Example for a spark-streaming application using Kafka, Cassandra and Stateful Stream Processing

This repository contains example code for spark-streaming applications with window and state operations. The application will receive the data from a Kafka broker and will save the result in a Cassandra database.

With the following commands the apps can be run on your local computer in Spark local mode (master,driver,worker,executors all in one jvm). To run this on a spark cluster you have to create an assembly jar and submit this to the cluster.


You can run the necessary tools (Kafka, Cassandra) using docker or any other way.


Set up one node, i.e. using docker:

docker run -d -p 2181:2181 -p 9092:9092 --env ADVERTISED_HOST=`docker-machine ip \`docker-machine active\`` --env ADVERTISED_PORT=9092 spotify/kafka

Create the topic albumDownloads

docker exec -i -t `docker ps | grep spotify/kafka | awk ' { print $1 } '` /opt/kafka_2.11- "--create --zookeeper `docker-machine ip \`docker-machine active\`` --replication-factor 1 --partitions 1 --topic albumDownloads"

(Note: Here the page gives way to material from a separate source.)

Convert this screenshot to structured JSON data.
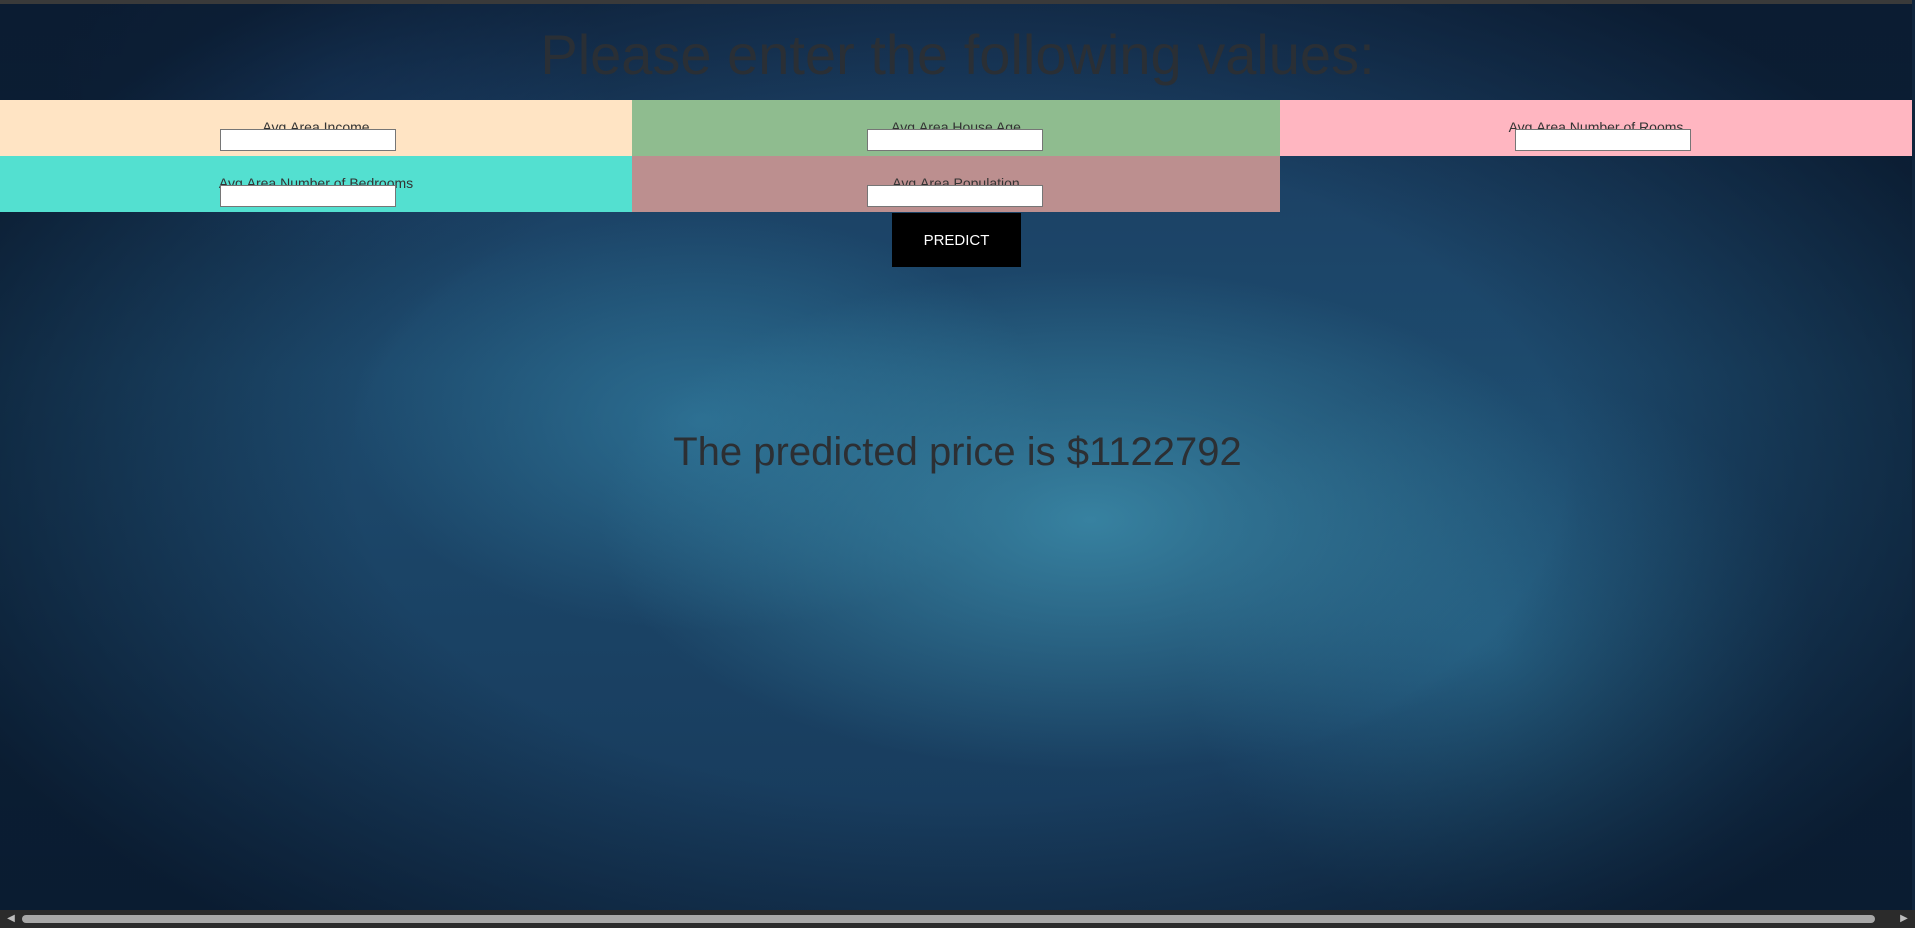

Set up one node, i.e. using docker:

docker run -d -p 9042:9042 cassandra:2.2

Prepare Cassandra and Send Events

Start sbt (executed in the root of this Git repository)

This will start the system installation of sbt if present. Otherwise it will download the sbt-launcher jar into the sbt directory and will then launch sbt using the launcher jar.

chmod a+x sbt/sbt

Initialize Cassandra

This will create a keypsace music with some tables. Furthermore it will write some data into the album table using Spark.

runMain de.codecentric.spark.streaming.example.CassandraInitializer <<yourCassandraHost>>

Send Events

runMain de.codecentric.spark.streaming.example.KafkaEventPublisher <<yourKafkaHost:9092>> albumDownloads

Run the Streaming Jobs

Start another sbt session (executed in the root of this Git repository)

Run BillboardCharts Job

Generates BillboardCharts as described in the German Java Magazin

runMain de.codecentric.spark.streaming.example.KafkaStreamingBillboard <<yourKafkaHost:9092>> albumDownloads <<yourCassandaHost>>

Run ChartsWithState Job

runMain de.codecentric.spark.streaming.example.KafkaStreamingWithState <<yourKafkaHost:9092>> albumDownloads <<yourCassandaHost>>